The new 60,000-strong force will have its own command, control and full logistic capabilities. It was intended to "complement Nato as the cornerstone of our defence," Tony Blair said. And President Chirac, who is suspected by many in the US establishment of aiming to undermine the Alliance, declared that the plan would have no negative consequences for Nato. "In reality it reinforces Nato," he said.

At the defence summit in Finland, France and Britain want their partners to approve an EU military committee with its own staff who would help plan and conduct EU-led operations once they had been approved by ministers. Paris and London are also promising to bring members of the Atlantic Alliance who do not belong to the EU, such as Poland, Turkey and Norway, into the decision-shaping process.

The EU force could be run, they say, out of British and French joint staff headquarters, into which officers from other EU countries would be placed. But Mr Blair reiterated that this did not signify the creation of a separate European army.

Underlining their commitment to the new venture, France and Britain have also agreed to draw on each other's military transport assets if needed, to deploy rapidly in a crisis. They underlined Europe's glaring need for new transport aircraft, the lack of which was the European countries' biggest single weakness exposed by the crisis in Kosovo earlier this year.
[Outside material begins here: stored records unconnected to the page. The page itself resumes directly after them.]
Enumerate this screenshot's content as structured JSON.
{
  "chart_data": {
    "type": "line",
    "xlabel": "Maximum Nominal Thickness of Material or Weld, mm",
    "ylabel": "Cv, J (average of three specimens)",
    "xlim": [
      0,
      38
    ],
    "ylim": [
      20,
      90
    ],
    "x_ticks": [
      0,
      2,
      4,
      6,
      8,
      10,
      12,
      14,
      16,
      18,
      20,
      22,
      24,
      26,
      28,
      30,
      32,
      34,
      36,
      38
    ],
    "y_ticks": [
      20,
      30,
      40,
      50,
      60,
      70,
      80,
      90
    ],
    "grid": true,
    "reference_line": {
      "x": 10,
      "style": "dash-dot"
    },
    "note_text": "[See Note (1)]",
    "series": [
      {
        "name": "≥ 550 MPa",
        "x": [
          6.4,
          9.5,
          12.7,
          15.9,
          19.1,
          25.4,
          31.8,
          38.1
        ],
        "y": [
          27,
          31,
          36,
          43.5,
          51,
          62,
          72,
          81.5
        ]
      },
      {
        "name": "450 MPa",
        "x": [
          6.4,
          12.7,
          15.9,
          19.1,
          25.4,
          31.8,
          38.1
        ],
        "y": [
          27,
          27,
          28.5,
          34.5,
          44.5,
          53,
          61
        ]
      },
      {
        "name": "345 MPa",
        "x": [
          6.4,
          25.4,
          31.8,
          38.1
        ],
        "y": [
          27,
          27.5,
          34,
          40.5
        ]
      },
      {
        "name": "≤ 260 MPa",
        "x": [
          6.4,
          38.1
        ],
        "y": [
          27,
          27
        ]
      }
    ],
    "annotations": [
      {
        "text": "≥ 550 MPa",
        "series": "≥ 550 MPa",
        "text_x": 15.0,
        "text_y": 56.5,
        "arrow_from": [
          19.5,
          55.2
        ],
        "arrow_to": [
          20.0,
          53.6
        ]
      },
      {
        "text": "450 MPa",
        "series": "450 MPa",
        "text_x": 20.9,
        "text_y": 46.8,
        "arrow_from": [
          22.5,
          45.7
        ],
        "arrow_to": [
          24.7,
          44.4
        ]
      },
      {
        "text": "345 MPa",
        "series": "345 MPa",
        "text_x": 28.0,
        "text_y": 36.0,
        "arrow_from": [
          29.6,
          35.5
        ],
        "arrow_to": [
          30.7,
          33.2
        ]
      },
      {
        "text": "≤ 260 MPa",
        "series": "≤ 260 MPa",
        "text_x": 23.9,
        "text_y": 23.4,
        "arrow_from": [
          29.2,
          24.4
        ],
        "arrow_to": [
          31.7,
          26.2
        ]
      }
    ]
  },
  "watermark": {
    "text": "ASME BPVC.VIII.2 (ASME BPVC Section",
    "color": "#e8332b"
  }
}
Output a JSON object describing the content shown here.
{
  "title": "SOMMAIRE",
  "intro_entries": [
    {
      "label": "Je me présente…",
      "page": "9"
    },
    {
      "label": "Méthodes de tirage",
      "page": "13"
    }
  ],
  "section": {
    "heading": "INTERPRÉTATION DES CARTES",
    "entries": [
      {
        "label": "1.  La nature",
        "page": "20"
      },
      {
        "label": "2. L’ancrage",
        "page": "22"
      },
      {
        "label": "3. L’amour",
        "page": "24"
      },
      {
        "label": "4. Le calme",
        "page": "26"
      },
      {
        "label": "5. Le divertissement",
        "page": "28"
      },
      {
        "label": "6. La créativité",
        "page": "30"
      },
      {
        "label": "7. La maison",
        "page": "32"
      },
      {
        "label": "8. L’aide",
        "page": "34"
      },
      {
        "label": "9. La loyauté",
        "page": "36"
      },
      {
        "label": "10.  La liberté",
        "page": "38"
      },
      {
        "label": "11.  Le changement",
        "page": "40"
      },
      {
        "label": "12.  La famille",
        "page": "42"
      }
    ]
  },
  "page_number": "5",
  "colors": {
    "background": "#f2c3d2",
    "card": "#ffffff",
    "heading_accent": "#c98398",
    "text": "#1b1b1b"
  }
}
In Kosovo, European nations carried out only 20 per cent of the strike sorties, despite a paper capability of several thousand combat aircraft. Europe was stretched sending a few tens of thousands of troops into Kosovo - 2 per cent of the combined armed forces of Europe. The total defence budget of Europe is estimated at pounds 100bn. With more effective armed forces, European nations would be able to make a more substantial contribution.

In the meantime Eurocorps, the predominantly Franco-German force based in Strasbourg, will be transformed into a rapid-reaction corps to work closely with Nato and the EU.

Mr Blair said Britain was ready to provide British forces for the Eurocorps headquarters, just as France and Germany have already done in the case of the British-led Ace Rapid Reaction Corps (ARRC).

The Defence Secretary, Geoff Hoon said: "We need flexible forces that can get to a crisis more quickly, efficiently, and effectively."